The final day of the program was dedicated to the industry with two panel discussions. The first panel on ‘The State of Documentary in the Gulf’ included panelists Nujoom Alghanem, Emirati poet, scriptwriter and director; Jamel Dallali from Al Jazeera Documentary Channel; filmmaker Hafiz Ali Abdulla and DFI CEO Fatma Al Remaihi.

The panelists explored the current state of documentary filmmaking in the Gulf region. Fatma Al Remaihi described the role of DFI in supporting local filmmaking through year-round activities and training programs, in addition to extending financing support through the Qatari Film Fund that is dedicated to Qataris and through DFI’s Grants that is open to filmmakers from across the world. She also highlighted the Institute’s annual film events of Ajyal and Qumra, that provides local filmmakers with a platform to showcase their projects in addition to opportunities at international film festivals.

Jamel Dallali stressed on the importance of increased collaborations between creative organisations to support films from the region, so “we talk about our own stories rather than staying as consumers all the time.” He said that Al-Jazeera Documentary extends support to all documentaries not just for reporting or news based documentaries.

Talking about the challenges, Nujoom Alghanem said the domination of the television industry in documentary filmmaking makes them lose their creative and aesthetic style while concentrating on reporting. “Besides, some social traditions pose challenges for the filmmakers and the discontinuation of some regional funding opportunities was also a concern to achieve sustainable growth.”

Hafiz Ali Ali said that “financing is one of the main challenges for filmmakers.” On his experience in documentary filmmaking, Ali said that he started documentary filmmaking relying on his own sources then on any government entities. He urged for more support from the relevant ministries and government entities, to build on the existing base to create a sustainable film industry.

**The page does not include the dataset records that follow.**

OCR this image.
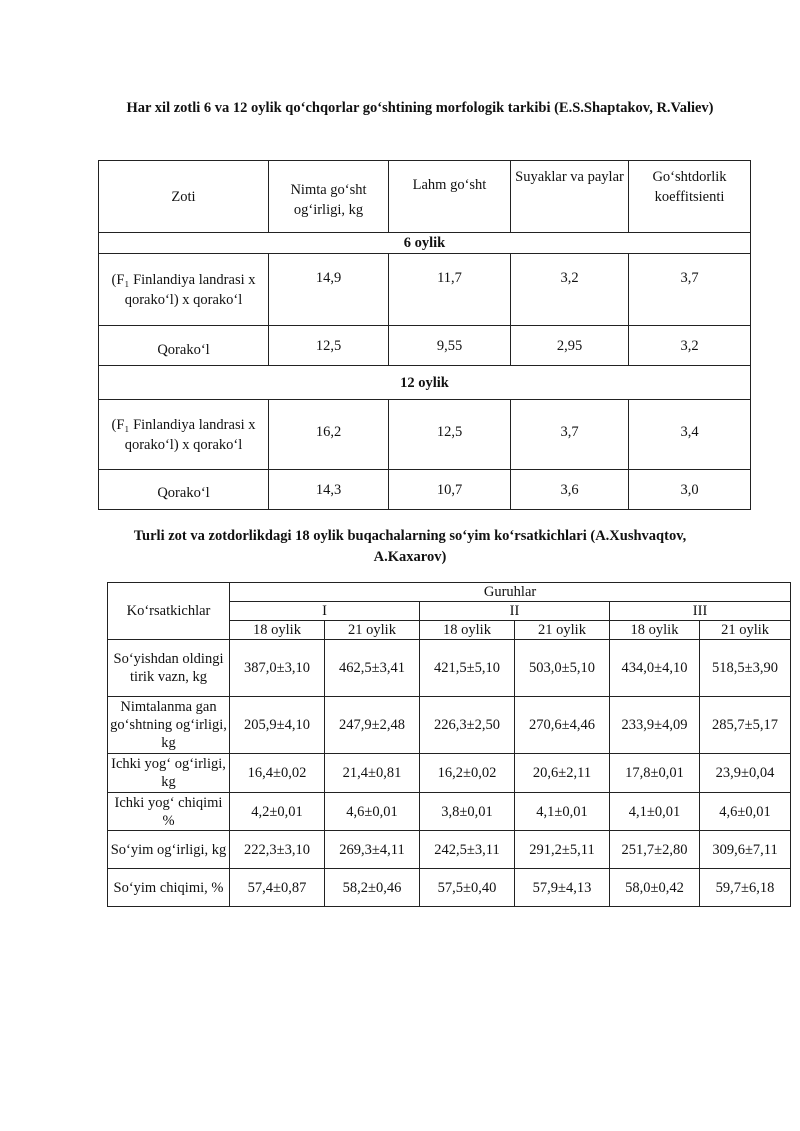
Har xil zotli 6 va 12 oylik qo‘chqorlar go‘shtining morfologik tarkibi (E.S.Shaptakov, R.Valiev)
Zoti	Nimta go‘sht og‘irligi, kg	Lahm go‘sht	Suyaklar va paylar	Go‘shtdorlik koeffitsienti
6 oylik				
(F₁ Finlandiya landrasi x qorako‘l) x qorako‘l	14,9	11,7	3,2	3,7
Qorako‘l	12,5	9,55	2,95	3,2
12 oylik				
(F₁ Finlandiya landrasi x qorako‘l) x qorako‘l	16,2	12,5	3,7	3,4
Qorako‘l	14,3	10,7	3,6	3,0
Turli zot va zotdorlikdagi 18 oylik buqachalarning so‘yim ko‘rsatkichlari (A.Xushvaqtov, A.Kaxarov)
Ko‘rsatkichlar	Guruhlar					
	I		II		III	
	18 oylik	21 oylik	18 oylik	21 oylik	18 oylik	21 oylik
So‘yishdan oldingi tirik vazn, kg	387,0±3,10	462,5±3,41	421,5±5,10	503,0±5,10	434,0±4,10	518,5±3,90
Nimtalanma gan go‘shtning og‘irligi, kg	205,9±4,10	247,9±2,48	226,3±2,50	270,6±4,46	233,9±4,09	285,7±5,17
Ichki yog‘ og‘irligi, kg	16,4±0,02	21,4±0,81	16,2±0,02	20,6±2,11	17,8±0,01	23,9±0,04
Ichki yog‘ chiqimi %	4,2±0,01	4,6±0,01	3,8±0,01	4,1±0,01	4,1±0,01	4,6±0,01
So‘yim og‘irligi, kg	222,3±3,10	269,3±4,11	242,5±3,11	291,2±5,11	251,7±2,80	309,6±7,11
So‘yim chiqimi, %	57,4±0,87	58,2±0,46	57,5±0,40	57,9±4,13	58,0±0,42	59,7±6,18
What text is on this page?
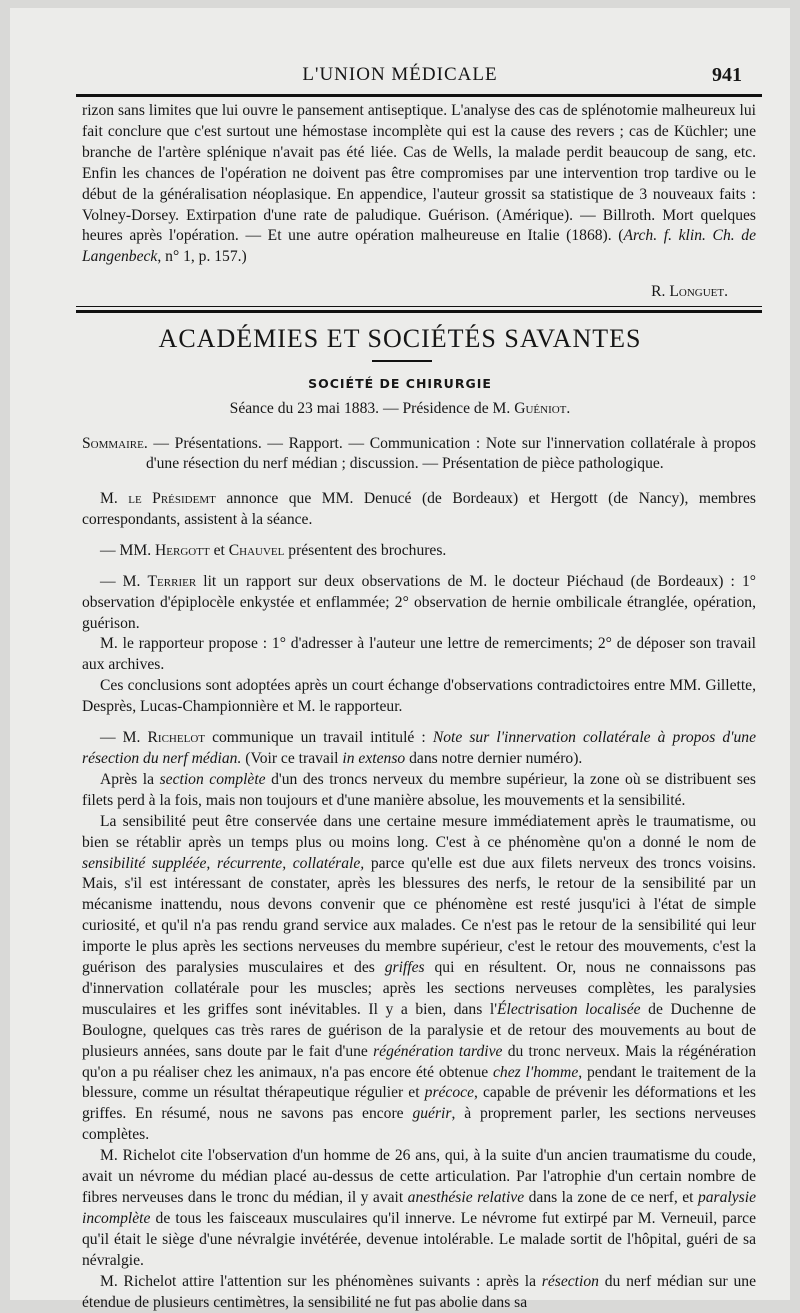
L'UNION MÉDICALE	941

rizon sans limites que lui ouvre le pansement antiseptique. L'analyse des cas de splénotomie malheureux lui fait conclure que c'est surtout une hémostase incomplète qui est la cause des revers ; cas de Küchler; une branche de l'artère splénique n'avait pas été liée. Cas de Wells, la malade perdit beaucoup de sang, etc. Enfin les chances de l'opération ne doivent pas être compromises par une intervention trop tardive ou le début de la généralisation néoplasique. En appendice, l'auteur grossit sa statistique de 3 nouveaux faits : Volney-Dorsey. Extirpation d'une rate de paludique. Guérison. (Amérique). — Billroth. Mort quelques heures après l'opération. — Et une autre opération malheureuse en Italie (1868). (Arch. f. klin. Ch. de Langenbeck, n° 1, p. 157.)

R. Longuet.
ACADÉMIES ET SOCIÉTÉS SAVANTES
SOCIÉTÉ DE CHIRURGIE
Séance du 23 mai 1883. — Présidence de M. Guéniot.
Sommaire. — Présentations. — Rapport. — Communication : Note sur l'innervation collatérale à propos d'une résection du nerf médian ; discussion. — Présentation de pièce pathologique.

M. le Présidemt annonce que MM. Denucé (de Bordeaux) et Hergott (de Nancy), membres correspondants, assistent à la séance.

— MM. Hergott et Chauvel présentent des brochures.

— M. Terrier lit un rapport sur deux observations de M. le docteur Piéchaud (de Bordeaux) : 1° observation d'épiplocèle enkystée et enflammée; 2° observation de hernie ombilicale étranglée, opération, guérison.

M. le rapporteur propose : 1° d'adresser à l'auteur une lettre de remerciments; 2° de déposer son travail aux archives.

Ces conclusions sont adoptées après un court échange d'observations contradictoires entre MM. Gillette, Desprès, Lucas-Championnière et M. le rapporteur.

— M. Richelot communique un travail intitulé : Note sur l'innervation collatérale à propos d'une résection du nerf médian. (Voir ce travail in extenso dans notre dernier numéro).

Après la section complète d'un des troncs nerveux du membre supérieur, la zone où se distribuent ses filets perd à la fois, mais non toujours et d'une manière absolue, les mouvements et la sensibilité.

La sensibilité peut être conservée dans une certaine mesure immédiatement après le traumatisme, ou bien se rétablir après un temps plus ou moins long. C'est à ce phénomène qu'on a donné le nom de sensibilité suppléée, récurrente, collatérale, parce qu'elle est due aux filets nerveux des troncs voisins. Mais, s'il est intéressant de constater, après les blessures des nerfs, le retour de la sensibilité par un mécanisme inattendu, nous devons convenir que ce phénomène est resté jusqu'ici à l'état de simple curiosité, et qu'il n'a pas rendu grand service aux malades. Ce n'est pas le retour de la sensibilité qui leur importe le plus après les sections nerveuses du membre supérieur, c'est le retour des mouvements, c'est la guérison des paralysies musculaires et des griffes qui en résultent. Or, nous ne connaissons pas d'innervation collatérale pour les muscles; après les sections nerveuses complètes, les paralysies musculaires et les griffes sont inévitables. Il y a bien, dans l'Électrisation localisée de Duchenne de Boulogne, quelques cas très rares de guérison de la paralysie et de retour des mouvements au bout de plusieurs années, sans doute par le fait d'une régénération tardive du tronc nerveux. Mais la régénération qu'on a pu réaliser chez les animaux, n'a pas encore été obtenue chez l'homme, pendant le traitement de la blessure, comme un résultat thérapeutique régulier et précoce, capable de prévenir les déformations et les griffes. En résumé, nous ne savons pas encore guérir, à proprement parler, les sections nerveuses complètes.

M. Richelot cite l'observation d'un homme de 26 ans, qui, à la suite d'un ancien traumatisme du coude, avait un névrome du médian placé au-dessus de cette articulation. Par l'atrophie d'un certain nombre de fibres nerveuses dans le tronc du médian, il y avait anesthésie relative dans la zone de ce nerf, et paralysie incomplète de tous les faisceaux musculaires qu'il innerve. Le névrome fut extirpé par M. Verneuil, parce qu'il était le siège d'une névralgie invétérée, devenue intolérable. Le malade sortit de l'hôpital, guéri de sa névralgie.

M. Richelot attire l'attention sur les phénomènes suivants : après la résection du nerf médian sur une étendue de plusieurs centimètres, la sensibilité ne fut pas abolie dans sa
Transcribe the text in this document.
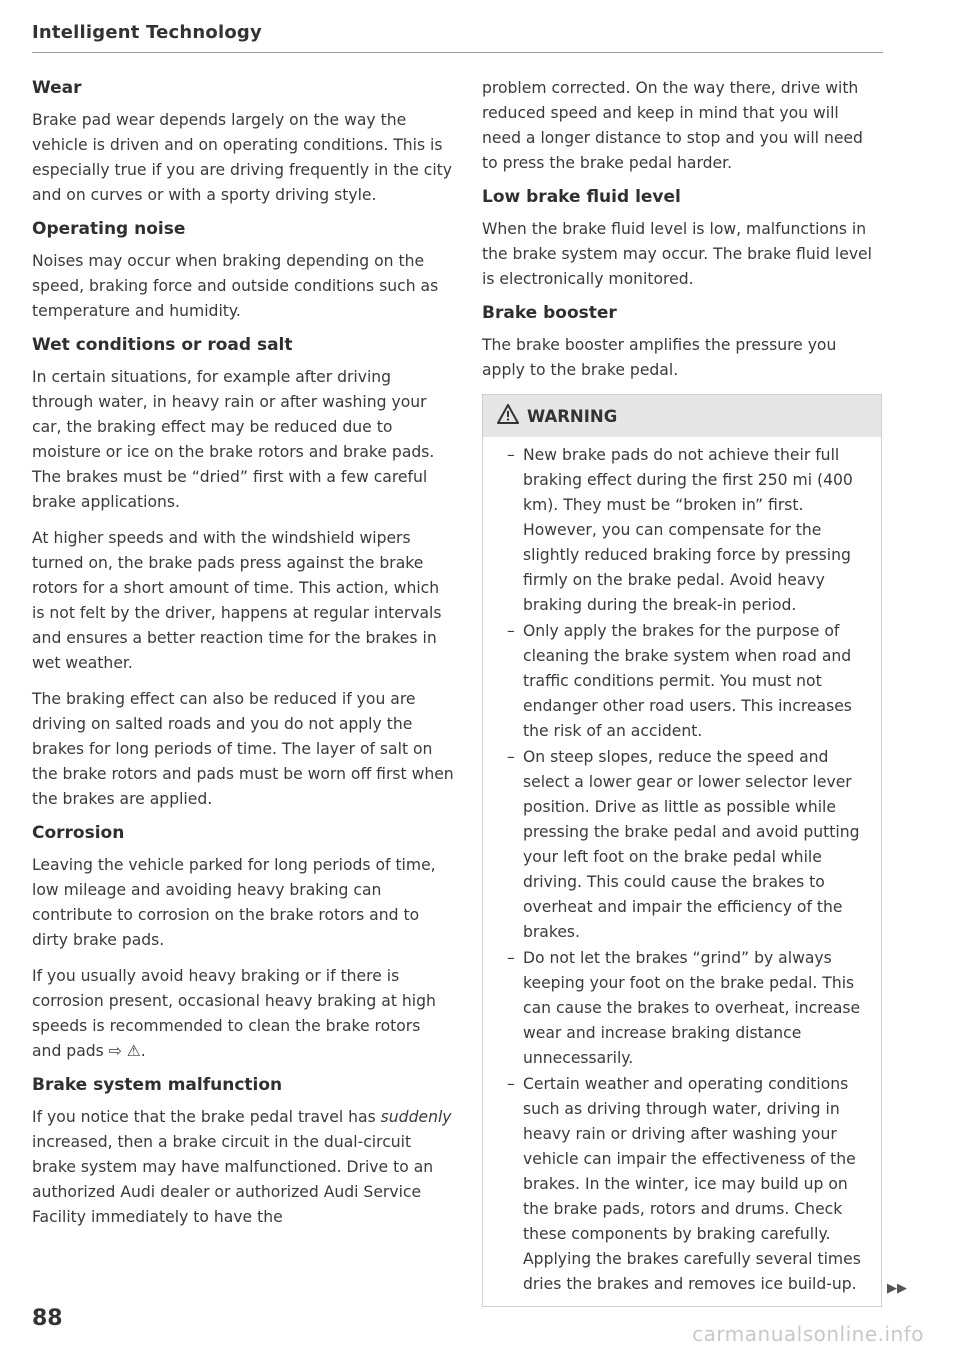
Intelligent Technology
Wear

Brake pad wear depends largely on the way the vehicle is driven and on operating conditions. This is especially true if you are driving frequently in the city and on curves or with a sporty driving style.

Operating noise

Noises may occur when braking depending on the speed, braking force and outside conditions such as temperature and humidity.

Wet conditions or road salt

In certain situations, for example after driving through water, in heavy rain or after washing your car, the braking effect may be reduced due to moisture or ice on the brake rotors and brake pads. The brakes must be “dried” first with a few careful brake applications.

At higher speeds and with the windshield wipers turned on, the brake pads press against the brake rotors for a short amount of time. This action, which is not felt by the driver, happens at regular intervals and ensures a better reaction time for the brakes in wet weather.

The braking effect can also be reduced if you are driving on salted roads and you do not apply the brakes for long periods of time. The layer of salt on the brake rotors and pads must be worn off first when the brakes are applied.

Corrosion

Leaving the vehicle parked for long periods of time, low mileage and avoiding heavy braking can contribute to corrosion on the brake rotors and to dirty brake pads.

If you usually avoid heavy braking or if there is corrosion present, occasional heavy braking at high speeds is recommended to clean the brake rotors and pads ⇨ ⚠.

Brake system malfunction

If you notice that the brake pedal travel has suddenly increased, then a brake circuit in the dual-circuit brake system may have malfunctioned. Drive to an authorized Audi dealer or authorized Audi Service Facility immediately to have the

problem corrected. On the way there, drive with reduced speed and keep in mind that you will need a longer distance to stop and you will need to press the brake pedal harder.

Low brake fluid level

When the brake fluid level is low, malfunctions in the brake system may occur. The brake fluid level is electronically monitored.

Brake booster

The brake booster amplifies the pressure you apply to the brake pedal.

WARNING
– New brake pads do not achieve their full braking effect during the first 250 mi (400 km). They must be “broken in” first. However, you can compensate for the slightly reduced braking force by pressing firmly on the brake pedal. Avoid heavy braking during the break-in period.
– Only apply the brakes for the purpose of cleaning the brake system when road and traffic conditions permit. You must not endanger other road users. This increases the risk of an accident.
– On steep slopes, reduce the speed and select a lower gear or lower selector lever position. Drive as little as possible while pressing the brake pedal and avoid putting your left foot on the brake pedal while driving. This could cause the brakes to overheat and impair the efficiency of the brakes.
– Do not let the brakes “grind” by always keeping your foot on the brake pedal. This can cause the brakes to overheat, increase wear and increase braking distance unnecessarily.
– Certain weather and operating conditions such as driving through water, driving in heavy rain or driving after washing your vehicle can impair the effectiveness of the brakes. In the winter, ice may build up on the brake pads, rotors and drums. Check these components by braking carefully. Applying the brakes carefully several times dries the brakes and removes ice build-up.	▶▶
88
carmanualsonline.info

The second discussion on ‘Next Generation of Documentary Filmmakers’ was an open forum for local talents Hamida Issa and Rawda Al-Thani, to discuss their experiences throughout the filmmaking process including writing, directing and editing their films. The filmmakers showcased trailers of their works in progress and talked about their filmmaking journey, from inspiration and ideas to execution – highlighting their approach to the craft and the challenges they face.

‘Focus on Qatar’ 2016 started on 5th October with the screenings of documentaries by local filmmakers including: Bader (Qatar, USA, Syria/2012) directed by Sara Al-Saadi, Maaria Assami and Latifa Al-Darwish; The Palm Tree (Qatar/2015) by Jassim Al-Rumaihi, which won the ‘Made in Qatar’ award for best documentary at Ajyal Youth Film Festival 2015; Inside Out (Qatar/2015) by Fahad Al-Obaidly and Salwa Al Khalifa; To My Mother (Qatar/2015) by Amina Ahmed Al Bloshi; The Notebook (Qatar/2015) by Amna Al-Binali; and Mubarak Al Malik (Qatar/2016) by Aisha R. Al Muhannadi.

Celebrating the contribution of the team at Al-Jazeera Documentary Channel in driving the documentary landscape in the region, ‘Focus on Qatar’ had a special ‘Al-Jazeera Documentary Network Showcase.’ It presented a special screening of the acclaimed feature documentary, Cities of Anxiety by Mohamed Hashem, which examines the intrinsic role cities play in defining the soul of its inhabitants in times of change and uncertainty, focusing on key cities of Beirut, Baghdad and Cairo.